In this case I wanted a hypnotic pattern on a sun.
The usual frame animation approach presents huge problems.
Consider a sun that is 300 pixels in diameter. That's 300 x 300 = 90,000 pixels.
We need three 8-bit bytes for each pixel so that is 24 bits times 90,000, or 2,160,000 bits.
So we need a little more than two megabits per frame.
At 30 frames per second for a pattern that lasts 15 seconds before it repeats, we need a total of  450 frames. Multiply 450 times 2,160,00 bits and get 97,200,000 bits, (12 megabytes)

Obviously, twelve megabytes of images being loaded from disk one frame at a time would kill the hard drive, or use up a lot of cache memory.  If I load the entire set of frames into memory then the processor can put them on the screen one frame at a time. But, that uses up a lot of ram and 30 frames per second, the CPU has to move 8 MB per second into the display memory. Testing shows it uses about 9 percent of my CPU on my laptop. It can  easily do it, but seems a total waste for a wallpaper.

Moiré to the rescue.
To create the moiré effect, I only need one 300x300 image. I display it twice, one on top of the other. Then 30 times a second., the CPU rotates the bottom image 1 degree. This requires almost no effort on the part of the CPU, The actual task of rendering the pattern is done by the GPUs in the video card.

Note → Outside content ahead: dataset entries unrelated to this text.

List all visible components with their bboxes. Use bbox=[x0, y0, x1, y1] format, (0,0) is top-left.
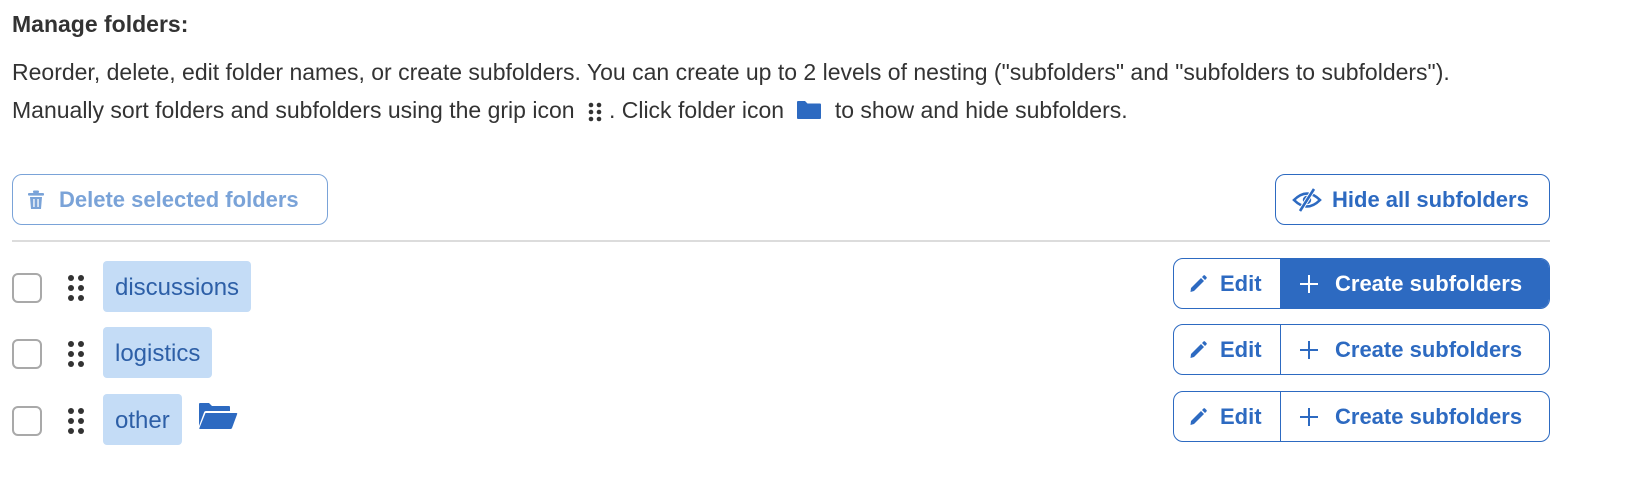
create-subfolders-label: Create subfolders bbox=[1335, 403, 1523, 429]
delete-selected-folders-button[interactable]: Delete selected folders bbox=[12, 174, 328, 225]
plus-icon bbox=[1299, 274, 1319, 294]
folder-select-checkbox[interactable] bbox=[12, 273, 42, 303]
plus-icon bbox=[1299, 407, 1319, 427]
folder-actions: Edit Create subfolders bbox=[1173, 258, 1550, 309]
folder-select-checkbox[interactable] bbox=[12, 339, 42, 369]
folder-select-checkbox[interactable] bbox=[12, 406, 42, 436]
trash-icon bbox=[27, 190, 45, 210]
eye-slash-icon bbox=[1292, 187, 1322, 212]
folder-name[interactable]: other bbox=[103, 394, 182, 445]
hide-all-subfolders-button[interactable]: Hide all subfolders bbox=[1275, 174, 1550, 225]
instructions-text-3: to show and hide subfolders. bbox=[834, 97, 1128, 123]
plus-icon bbox=[1299, 340, 1319, 360]
create-subfolders-button[interactable]: Create subfolders bbox=[1281, 392, 1549, 441]
folder-name[interactable]: discussions bbox=[103, 261, 252, 312]
grip-icon[interactable] bbox=[67, 407, 85, 435]
edit-label: Edit bbox=[1220, 403, 1262, 429]
folder-actions: Edit Create subfolders bbox=[1173, 324, 1550, 375]
instructions-text-2: . Click folder icon bbox=[608, 97, 785, 123]
delete-selected-folders-label: Delete selected folders bbox=[59, 186, 299, 212]
divider bbox=[12, 240, 1550, 242]
folder-actions: Edit Create subfolders bbox=[1173, 391, 1550, 442]
folder-icon bbox=[796, 93, 822, 119]
create-subfolders-label: Create subfolders bbox=[1335, 270, 1523, 296]
folder-row: logistics Edit Create subfolders bbox=[12, 324, 1550, 379]
hide-all-subfolders-label: Hide all subfolders bbox=[1332, 186, 1529, 212]
edit-button[interactable]: Edit bbox=[1174, 325, 1281, 374]
folder-open-icon[interactable] bbox=[198, 402, 238, 430]
folder-name[interactable]: logistics bbox=[103, 327, 213, 378]
grip-icon bbox=[587, 95, 603, 122]
pencil-icon bbox=[1188, 274, 1208, 294]
create-subfolders-button[interactable]: Create subfolders bbox=[1281, 259, 1549, 308]
pencil-icon bbox=[1188, 340, 1208, 360]
folder-row: other Edit Create subfolders bbox=[12, 391, 1550, 446]
create-subfolders-button[interactable]: Create subfolders bbox=[1281, 325, 1549, 374]
edit-label: Edit bbox=[1220, 270, 1262, 296]
pencil-icon bbox=[1188, 407, 1208, 427]
create-subfolders-label: Create subfolders bbox=[1335, 336, 1523, 362]
instructions: Reorder, delete, edit folder names, or c… bbox=[12, 53, 1542, 129]
edit-label: Edit bbox=[1220, 336, 1262, 362]
edit-button[interactable]: Edit bbox=[1174, 392, 1281, 441]
page-title: Manage folders: bbox=[12, 11, 189, 37]
folder-row: discussions Edit Create subfolders bbox=[12, 258, 1550, 313]
grip-icon[interactable] bbox=[67, 274, 85, 302]
grip-icon[interactable] bbox=[67, 340, 85, 368]
edit-button[interactable]: Edit bbox=[1174, 259, 1281, 308]
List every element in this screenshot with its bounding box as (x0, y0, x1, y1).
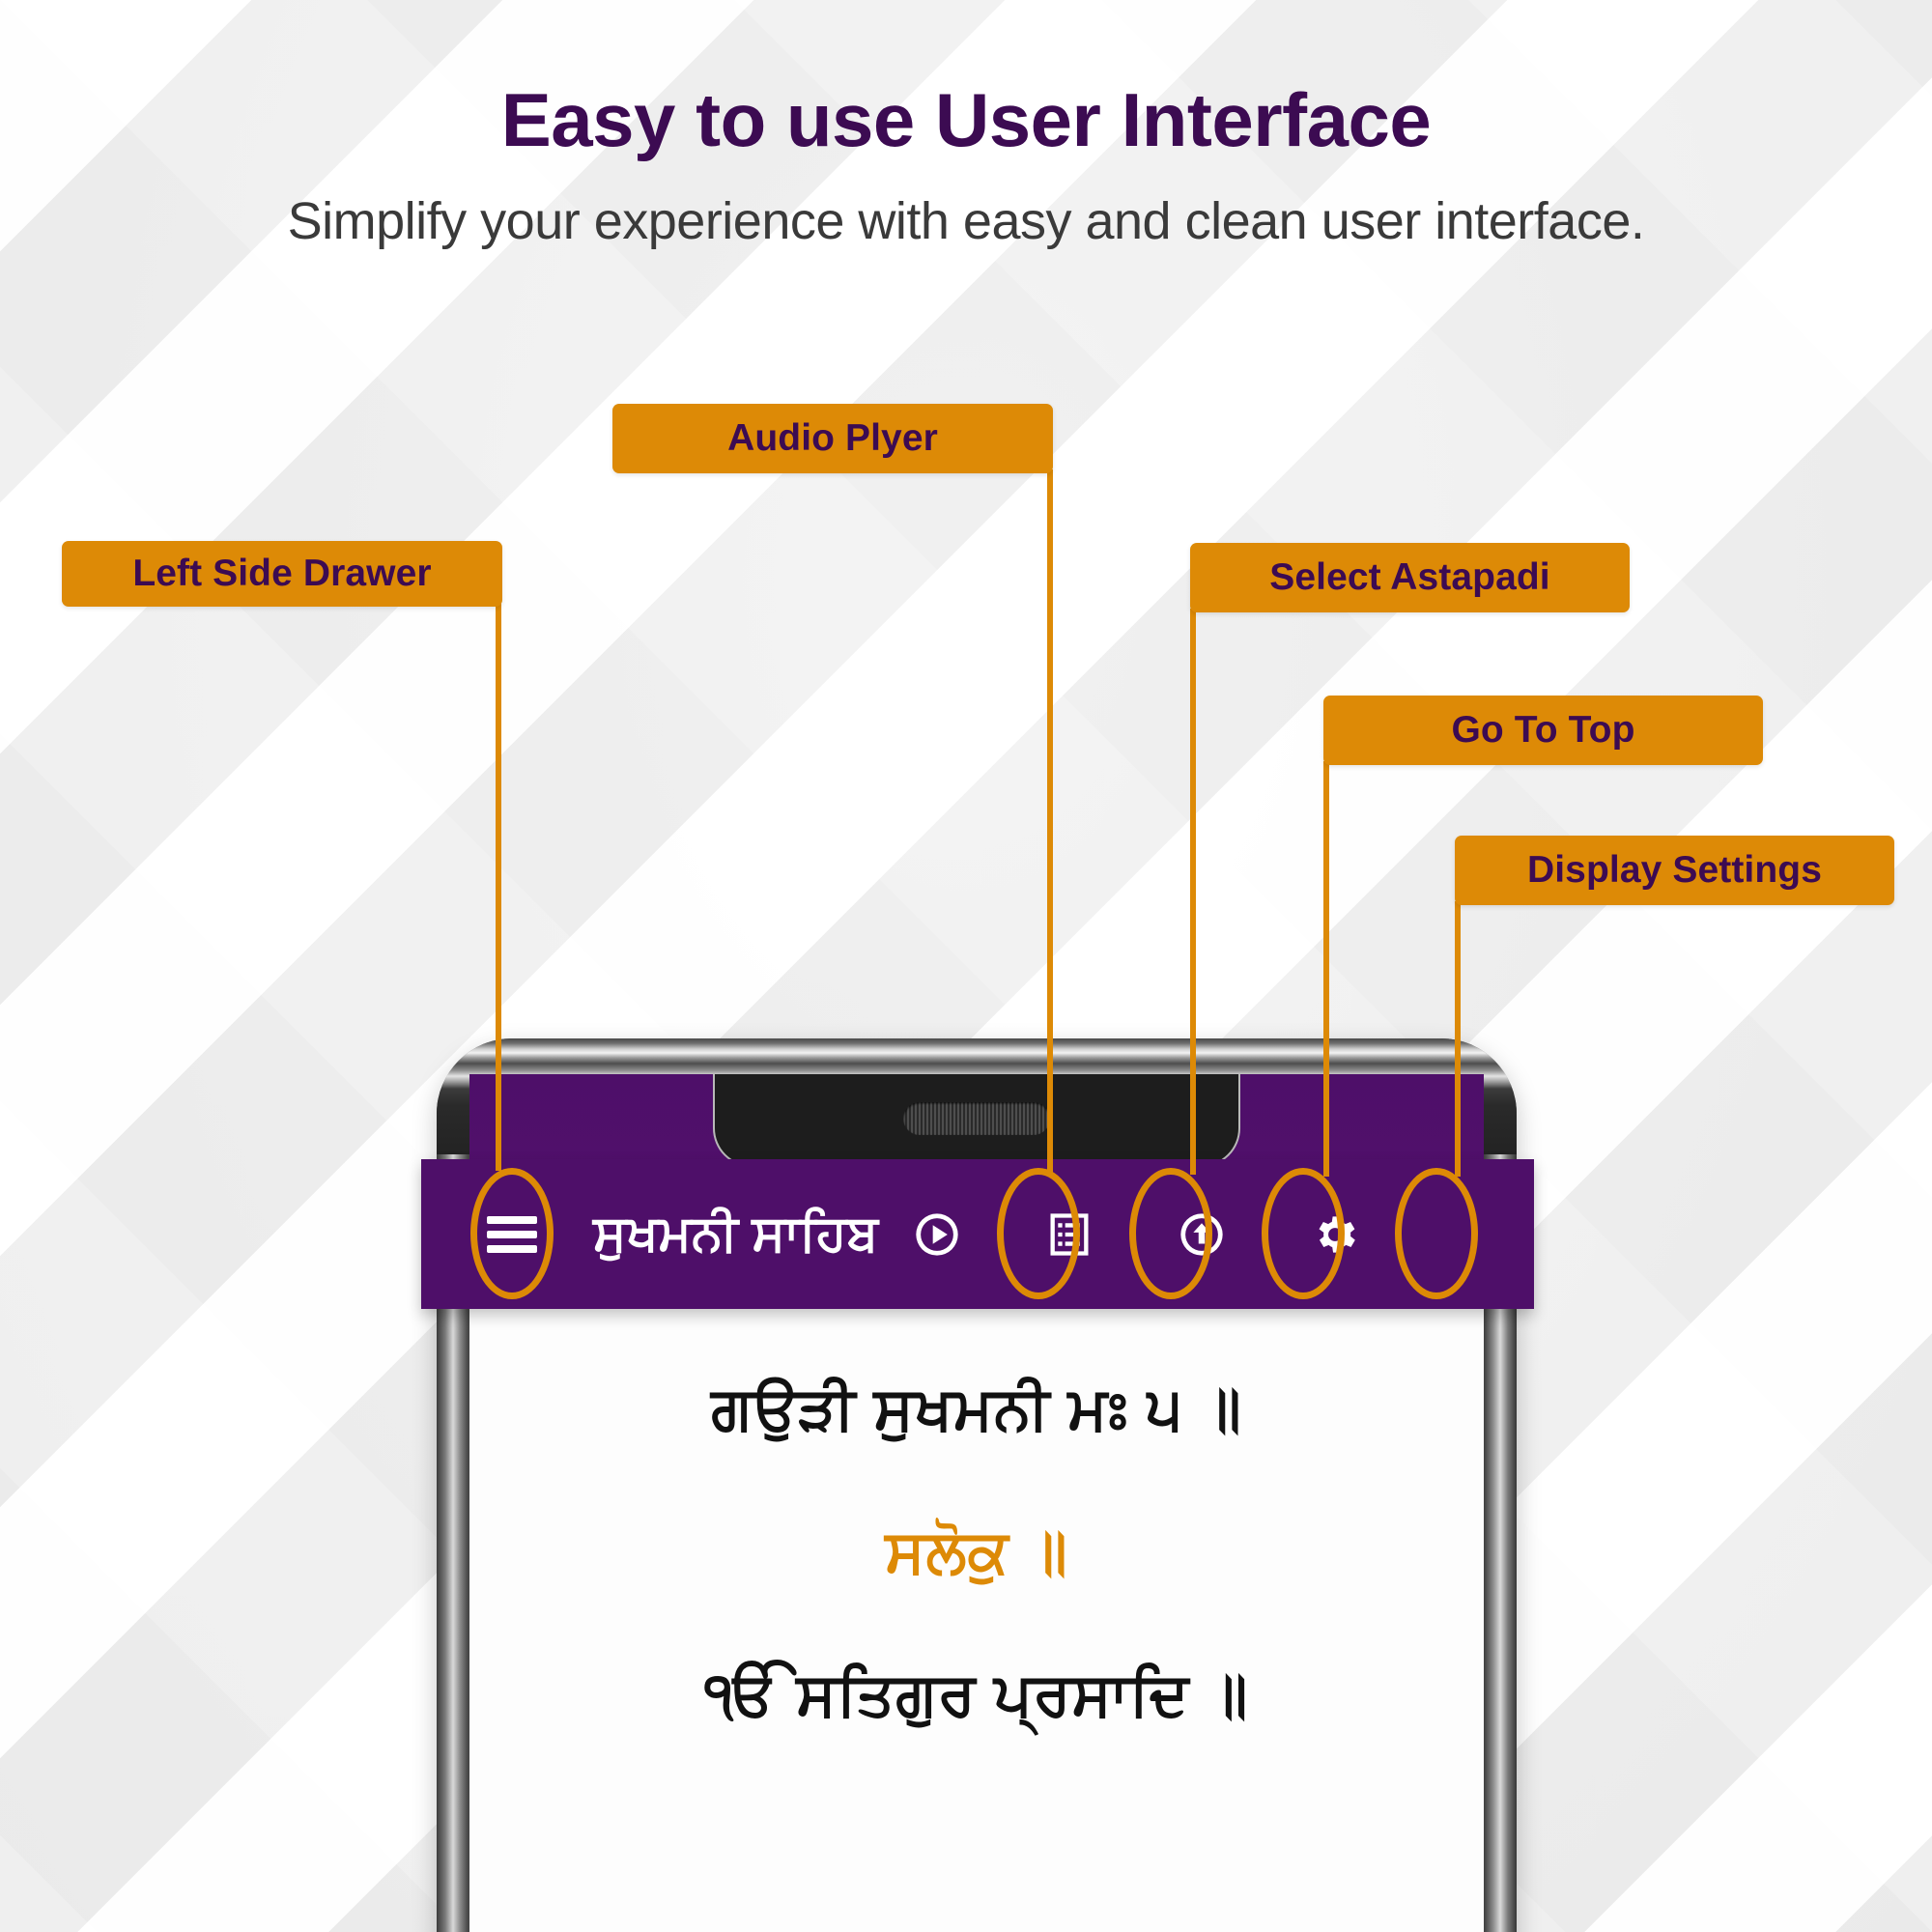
app-bar-title: ਸੁਖਮਨੀ ਸਾਹਿਬ (593, 1206, 879, 1262)
scripture-line: ਗਉੜੀ ਸੁਖਮਨੀ ਮਃ ੫ ॥ (711, 1376, 1242, 1442)
app-bar: ਸੁਖਮਨੀ ਸਾਹਿਬ (421, 1159, 1534, 1309)
scripture-text-area: ੴ ਸਤਿਗੁਰ ਪ੍ਰਸਾਦਿ ॥ ਗਉੜੀ ਸੁਖਮਨੀ ਮਃ ੫ ॥ ਸਲ… (469, 1236, 1484, 1808)
callout-audio-player: Audio Plyer (612, 404, 1053, 473)
list-index-icon[interactable] (1044, 1209, 1094, 1260)
leader-line-go-to-top (1323, 761, 1329, 1177)
arrow-up-circle-icon[interactable] (1177, 1209, 1227, 1260)
callout-display-settings: Display Settings (1455, 836, 1894, 905)
scripture-line: ੴ ਸਤਿਗੁਰ ਪ੍ਰਸਾਦਿ ॥ (704, 1662, 1249, 1728)
play-circle-icon[interactable] (912, 1209, 962, 1260)
callout-left-side-drawer: Left Side Drawer (62, 541, 502, 607)
leader-line-select-astapadi (1190, 609, 1196, 1175)
speaker-grille-icon (903, 1102, 1050, 1135)
page-subtitle: Simplify your experience with easy and c… (287, 191, 1645, 250)
leader-line-display-settings (1455, 901, 1461, 1177)
play-circle-glyph (916, 1212, 958, 1256)
leader-line-left-side-drawer (496, 601, 501, 1171)
header-block: Easy to use User Interface Simplify your… (0, 0, 1932, 250)
hamburger-menu-icon[interactable] (487, 1209, 537, 1260)
notch-cutout (713, 1074, 1240, 1167)
leader-line-audio-player (1047, 469, 1053, 1175)
callout-go-to-top: Go To Top (1323, 696, 1763, 765)
list-index-glyph (1050, 1212, 1089, 1256)
scripture-line-heading: ਸਲੋਕੁ ॥ (885, 1519, 1068, 1585)
gear-icon[interactable] (1310, 1209, 1360, 1260)
phone-mockup: ੴ ਸਤਿਗੁਰ ਪ੍ਰਸਾਦਿ ॥ ਗਉੜੀ ਸੁਖਮਨੀ ਮਃ ੫ ॥ ਸਲ… (0, 0, 1932, 1932)
page-title: Easy to use User Interface (500, 77, 1432, 162)
callout-select-astapadi: Select Astapadi (1190, 543, 1630, 612)
gear-glyph (1319, 1215, 1355, 1253)
arrow-up-circle-glyph (1180, 1212, 1223, 1256)
phone-notch (469, 1074, 1484, 1169)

By comparison, to the 9% CPU usage for the frame method, the task manager shows less than 1% CPU usage and a GPU usage increase to only 2% for the moiré effect.

Since most of the work is done by the video cards GPUs, this is called "Offloading" the work to the GPU to free up processor resources.

.... But is that what is really happening?


Here is the only image I loaded.

It is just straight lines.

There are NO curved lines
or hypnotic patterns.

Where did the pattern get rendered?

It was Offloaded to a neural network.

.....     The organic one 
.....              between your ears.